Le processus de recherche action facilité par des professionnelles contribue à insérer
dans leur propre pratique organisationnelle
(regroupements féminins, GIE.), la
participation.
Cette participation de tous les membres leur permet de prendre conscience de leur rôle
d’acteurs, capables de réfléchir et d’agir.
La recherche action ne part pas du postulat qu’existent les financements d’un tel ou tel
projet déjà ficelé.
De ce fait, la clarté du discours avec les femmes de Wakhinane permet de proposer
des modes de recherche action, leur engagement étant déjà un indicateur de succès
1.5 OBJECTIFS DE LA RECHERCHE ACTION
a) Objectif général : construire une recherche action des femmes de Wakhinane sur
leurs conditions et leur qualité de vie
b) Objectifs spécifiques :
-
-
Connaitre et comprendre le système socio - économique, les conditions de vie des
femmes de la ville et du quartier Wakhinane 3
Analyser les problèmes qui découlent des conditions et de la situation des
femmes
Formuler des propositions en fonction de l’analyse des problèmes prioritaires des
femmes
Restituer les résultats de la recherche action aux femmes du quartier, aux
structures décentralisées (Municipalité, Développement Communautaire, CDEPS),
aux organisations sociales
Elaborer une planification des propositions des femmes
Capitaliser le processus de recherche action en tenant en compte des résultats
des restitutions.
1.6 ACTIVITES ET OUTILS DE LA RECHERCHE ACTION
a) La collecte de données
3
Elle a permis de cibler les personnes, les structures et de s’organiser. Ainsi, des
données sur la situation géographique, économique, sociale de la ville et du quartier ont
été recueillies auprès des structures décentralisées, des associations diverses.
b) Les interviews
Ils constituent le soubassement de la collecte de données. Avec l’observation
participante, les interviews ont permis d’interroger les membres des structures, des
femmes, des membres d’associations avec un questionnaire élaboré par les concernés
c) Les cartographies sociales
Elles ont été privilégiées. Les facilitatrices ont accompagné plusieurs séances de
cartographies sociales. Les femmes ont pu lire et discuter autour de leur environnement,
leur situation et leur condition
d) Les ateliers
Il y a eu deux types d’ateliers :
- les ateliers de restitution: en effet, les données collectées par le groupe de
recherche action, les interviews, les résultats de la recherche action ont été
restitué aux autres membres des groupements féminins, aux structures
étatiques et aux organisations sociales
-
les ateliers de mise en commun pour stabiliser les données en tenant compte des
conclusions, débats lors des restitutions
1.7. EVOLUTION DE L’ORGANISATION TECHNIQUE DE LA RECHERCHE
ACTION
a) Une recherche action qui a évolué dans sa dynamique
Au début de la recherche action, il a été convenu que le groupe de recherche action
allait ensemble conduire tout le processus. Mais, cette approche a évolué à l’issue de la
formation sur le genre au Maroc (Mars 2008), à laquelle ont participé deux facilitatrices
de l’équipe de Pikine.
Cette formation a eu des conséquences sur le terrain. En effet, elle a permis de mieux
appréhender les questions relatives au Genre, notamment, les modalités de travail dans
la perspective de genre. A leur retour du Maroc, les facilitatrices ont organisé une
restitution formation pour le groupe de femmes.

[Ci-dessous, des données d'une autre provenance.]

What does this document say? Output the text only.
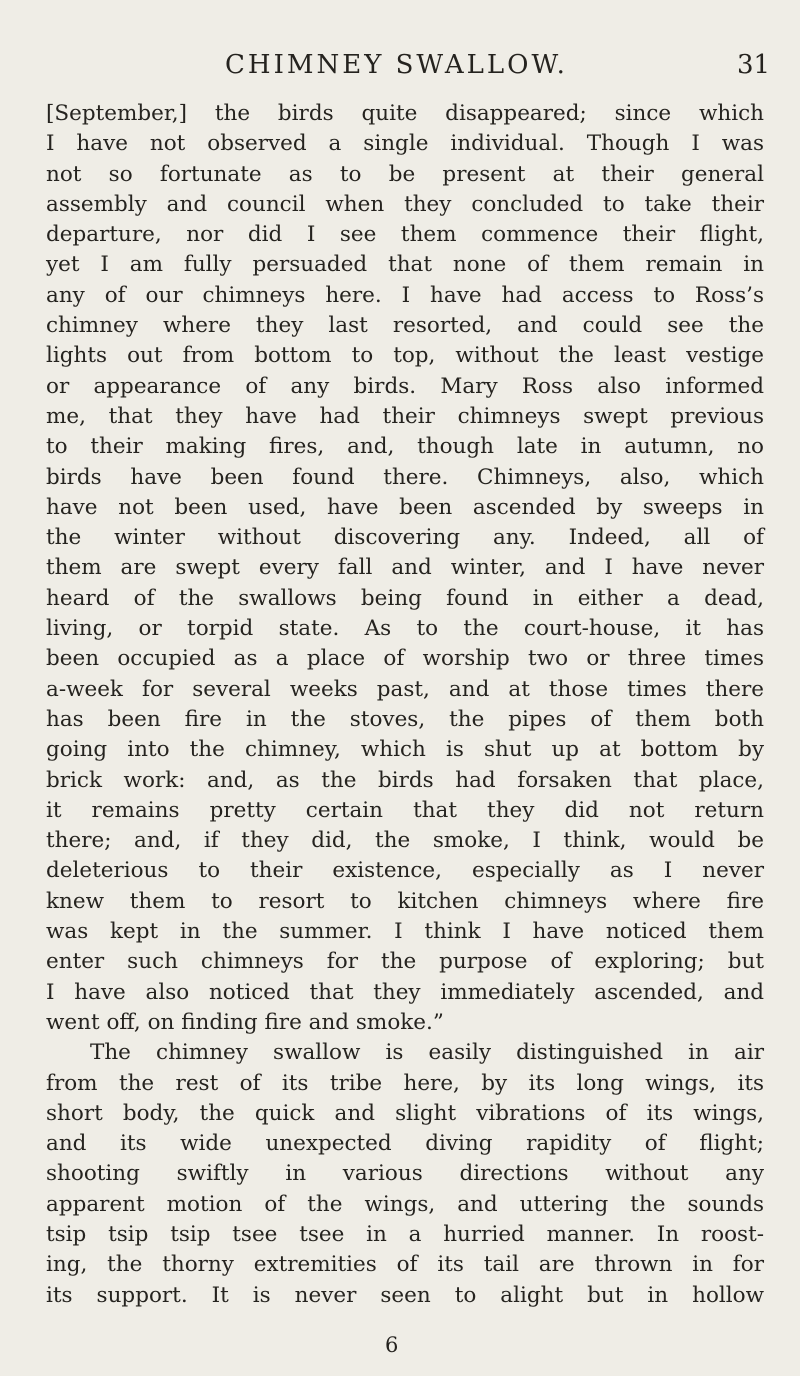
CHIMNEY SWALLOW.	31
[September,] the birds quite disappeared; since which
I have not observed a single individual. Though I was
not so fortunate as to be present at their general
assembly and council when they concluded to take their
departure, nor did I see them commence their flight,
yet I am fully persuaded that none of them remain in
any of our chimneys here. I have had access to Ross’s
chimney where they last resorted, and could see the
lights out from bottom to top, without the least vestige
or appearance of any birds. Mary Ross also informed
me, that they have had their chimneys swept previous
to their making fires, and, though late in autumn, no
birds have been found there. Chimneys, also, which
have not been used, have been ascended by sweeps in
the winter without discovering any. Indeed, all of
them are swept every fall and winter, and I have never
heard of the swallows being found in either a dead,
living, or torpid state. As to the court-house, it has
been occupied as a place of worship two or three times
a-week for several weeks past, and at those times there
has been fire in the stoves, the pipes of them both
going into the chimney, which is shut up at bottom by
brick work: and, as the birds had forsaken that place,
it remains pretty certain that they did not return
there; and, if they did, the smoke, I think, would be
deleterious to their existence, especially as I never
knew them to resort to kitchen chimneys where fire
was kept in the summer. I think I have noticed them
enter such chimneys for the purpose of exploring; but
I have also noticed that they immediately ascended, and
went off, on finding fire and smoke.”
The chimney swallow is easily distinguished in air
from the rest of its tribe here, by its long wings, its
short body, the quick and slight vibrations of its wings,
and its wide unexpected diving rapidity of flight;
shooting swiftly in various directions without any
apparent motion of the wings, and uttering the sounds
tsip tsip tsip tsee tsee in a hurried manner. In roost-
ing, the thorny extremities of its tail are thrown in for
its support. It is never seen to alight but in hollow
6
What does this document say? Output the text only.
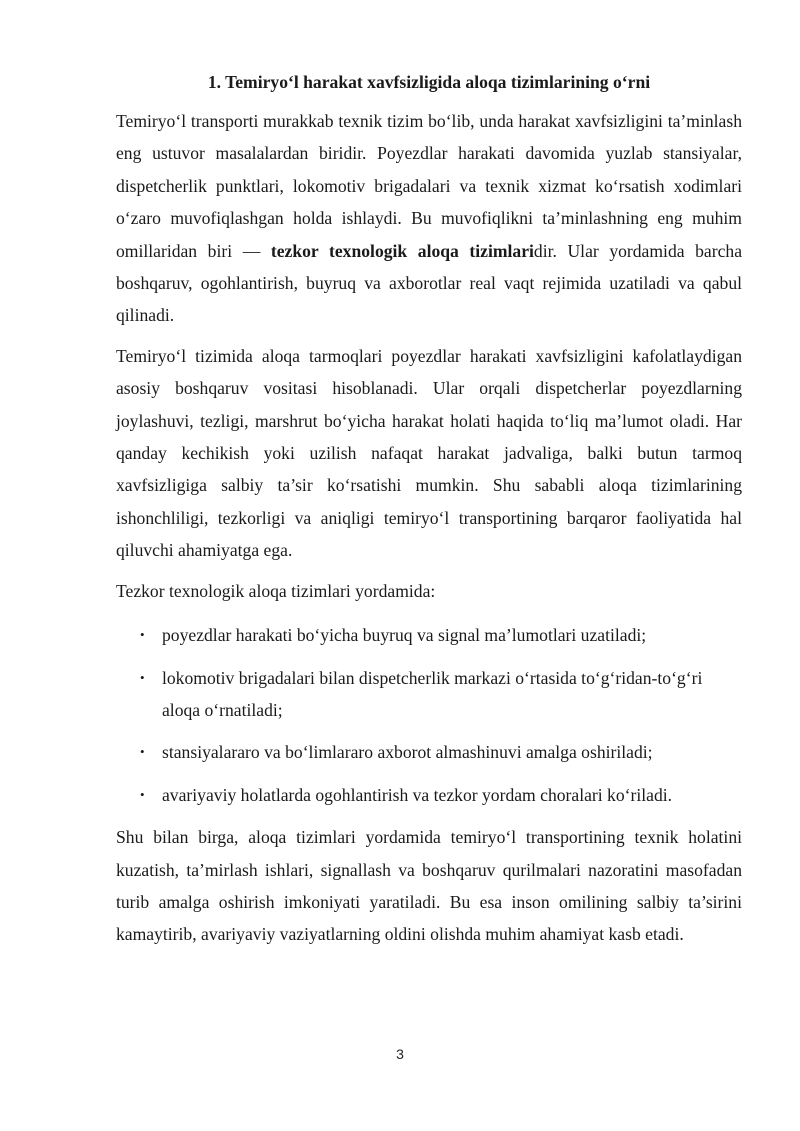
1. Temiryo‘l harakat xavfsizligida aloqa tizimlarining o‘rni

Temiryo‘l transporti murakkab texnik tizim bo‘lib, unda harakat xavfsizligini ta’minlash eng ustuvor masalalardan biridir. Poyezdlar harakati davomida yuzlab stansiyalar, dispetcherlik punktlari, lokomotiv brigadalari va texnik xizmat ko‘rsatish xodimlari o‘zaro muvofiqlashgan holda ishlaydi. Bu muvofiqlikni ta’minlashning eng muhim omillaridan biri — tezkor texnologik aloqa tizimlaridir. Ular yordamida barcha boshqaruv, ogohlantirish, buyruq va axborotlar real vaqt rejimida uzatiladi va qabul qilinadi.

Temiryo‘l tizimida aloqa tarmoqlari poyezdlar harakati xavfsizligini kafolatlaydigan asosiy boshqaruv vositasi hisoblanadi. Ular orqali dispetcherlar poyezdlarning joylashuvi, tezligi, marshrut bo‘yicha harakat holati haqida to‘liq ma’lumot oladi. Har qanday kechikish yoki uzilish nafaqat harakat jadvaliga, balki butun tarmoq xavfsizligiga salbiy ta’sir ko‘rsatishi mumkin. Shu sababli aloqa tizimlarining ishonchliligi, tezkorligi va aniqligi temiryo‘l transportining barqaror faoliyatida hal qiluvchi ahamiyatga ega.

Tezkor texnologik aloqa tizimlari yordamida:

• poyezdlar harakati bo‘yicha buyruq va signal ma’lumotlari uzatiladi;
• lokomotiv brigadalari bilan dispetcherlik markazi o‘rtasida to‘g‘ridan-to‘g‘ri aloqa o‘rnatiladi;
• stansiyalararo va bo‘limlararo axborot almashinuvi amalga oshiriladi;
• avariyaviy holatlarda ogohlantirish va tezkor yordam choralari ko‘riladi.

Shu bilan birga, aloqa tizimlari yordamida temiryo‘l transportining texnik holatini kuzatish, ta’mirlash ishlari, signallash va boshqaruv qurilmalari nazoratini masofadan turib amalga oshirish imkoniyati yaratiladi. Bu esa inson omilining salbiy ta’sirini kamaytirib, avariyaviy vaziyatlarning oldini olishda muhim ahamiyat kasb etadi.

3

C’est ainsi que, le groupe de recherche action des femmes a été scindé en deux, chaque
groupe ayant deux facilitatrices :
- le premier groupe élabore sa planification spécifique pour diagnostiquer la
situation de genre dans la ville et le quartier Wakhinane. Par situation de genre, il
est entendu les aspects relatifs à l’éducation, à la culture, à l’économie…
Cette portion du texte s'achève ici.